More than 500,000 Dutch citizens were forced to work in Germany during WWII.
More than 30,000 perished through hunger, sickness, maltreatment and acts of war.
My father was among them in 1943. At that time, it was in January 1943, he was working as a metalworker in the EMF engine factory in Dordrecht. He had just turned 22 and city employees whose names were readily available were among the first contingents. With the cooperation of Dutch employers and officials in government employment offices, summonses were issued.
He received such summons and was placed on a train of the Netherlands Railways under armed guard, eventually arriving in Berlin. He stayed with others forced labourers from all over Euope in the Sophienstrasse 17/19 and was put to work at the Karl Jung Maschinen Fabrik in Berlin, 19-01-1943. He told me that there was apart from those he worked with, there was virtually no contact with German civilians. The designation Ausländer (foreigner) had the same connotation as DP (displaced person) had after the war, or the word foreigner has in some circles today. In short they were shunned and disliked by the German population and certainly no different from what the Germans experienced in Holland.
Adrie became ill (TBC??) in Berlin, was medically discharged and was send back 19-02-1943 to Holland. That probably saved his life. He was lucky to escape the horrors of the real concentrationcamps. The worst lot to befall a forced labourer was to be sent to an Arbeitserziehungslager, sometimes called “concentration camps for forced labourers”. His nephew Cornelis Jan Kloosterman, the son of my grandfathers brother Leendert, was not so lucky and died in 1944 in the Concentrationcamp Neuengamme.

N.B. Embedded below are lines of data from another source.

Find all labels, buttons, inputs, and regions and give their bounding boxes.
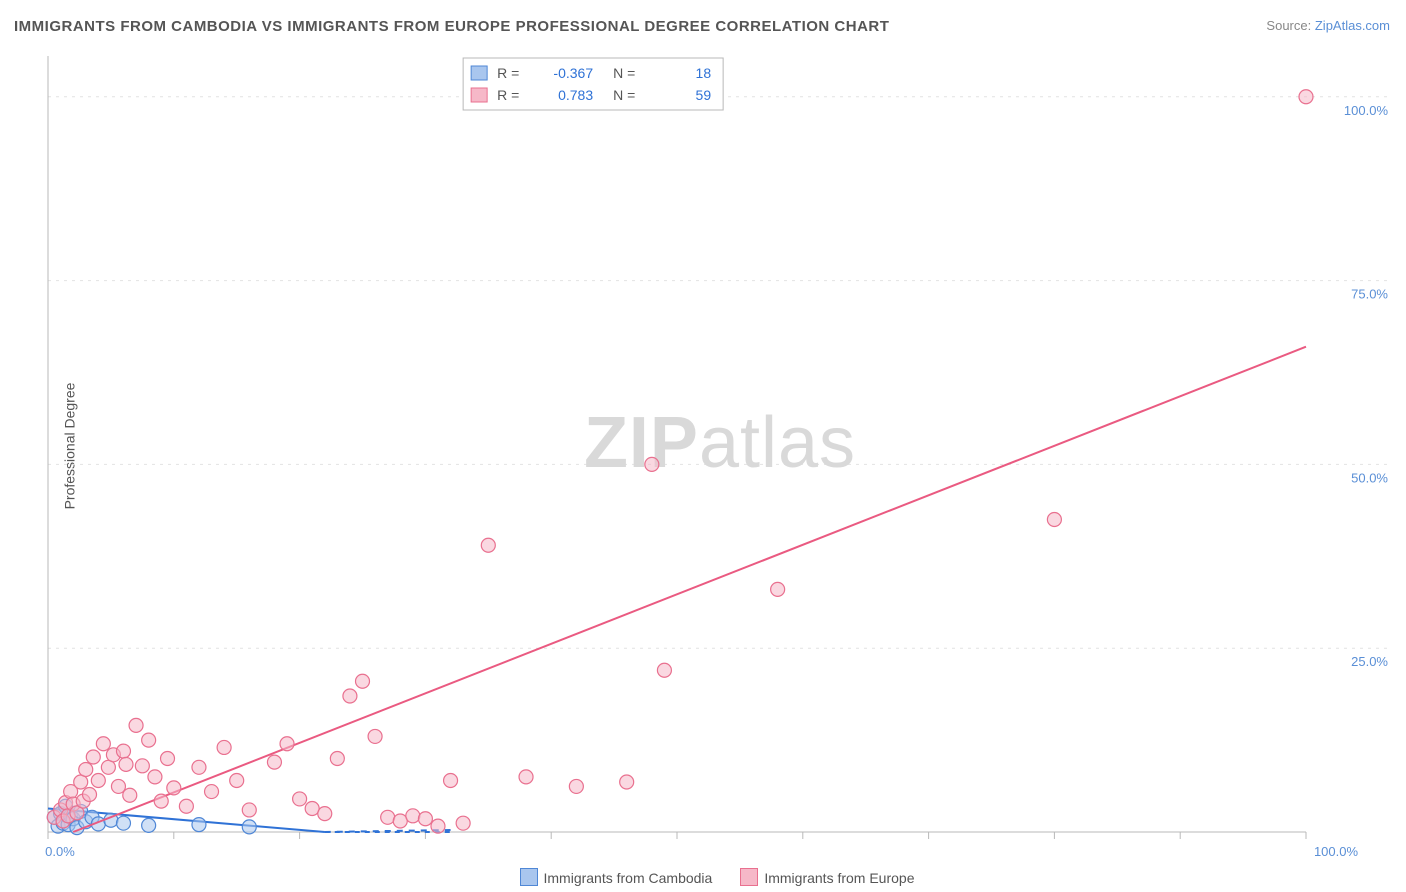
- data-point: [1299, 90, 1313, 104]
- data-point: [142, 733, 156, 747]
- data-point: [83, 788, 97, 802]
- data-point: [79, 763, 93, 777]
- legend-bottom: Immigrants from Cambodia Immigrants from …: [0, 868, 1406, 886]
- data-point: [381, 810, 395, 824]
- data-point: [119, 757, 133, 771]
- y-tick-label: 50.0%: [1351, 470, 1388, 485]
- data-point: [116, 744, 130, 758]
- x-tick-label: 0.0%: [45, 844, 75, 859]
- data-point: [205, 785, 219, 799]
- data-point: [129, 718, 143, 732]
- data-point: [444, 774, 458, 788]
- data-point: [116, 816, 130, 830]
- legend-r-value: 0.783: [558, 87, 593, 103]
- data-point: [217, 740, 231, 754]
- y-tick-label: 25.0%: [1351, 654, 1388, 669]
- watermark: ZIPatlas: [584, 403, 856, 483]
- data-point: [91, 774, 105, 788]
- legend-n-label: N =: [613, 87, 635, 103]
- legend-n-label: N =: [613, 65, 635, 81]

In November 1944 the Germans started once more ruthless campaign for man-power, passing by the labour offices. Without warning, they lined off whole quarters of the towns, seized people in the streets or in the houses and deported them. “In Rotterdam and Schiedam where these raids (razzia’s) took place on 10 and 11 November, the amount of people thus deported was estimated at 50,000 and 5,000 respectively. “In other places where the raids were held later, the numbers were much lower, because one was forewarned by the events.
The exact figures are not known as they have never been published by the occupants. “The people thus seized were put to work partly in the Netherlands, partly in Germany My father escaped the razzia’s and went into hiding for the rest of the war together with his brother Jan. They both survived.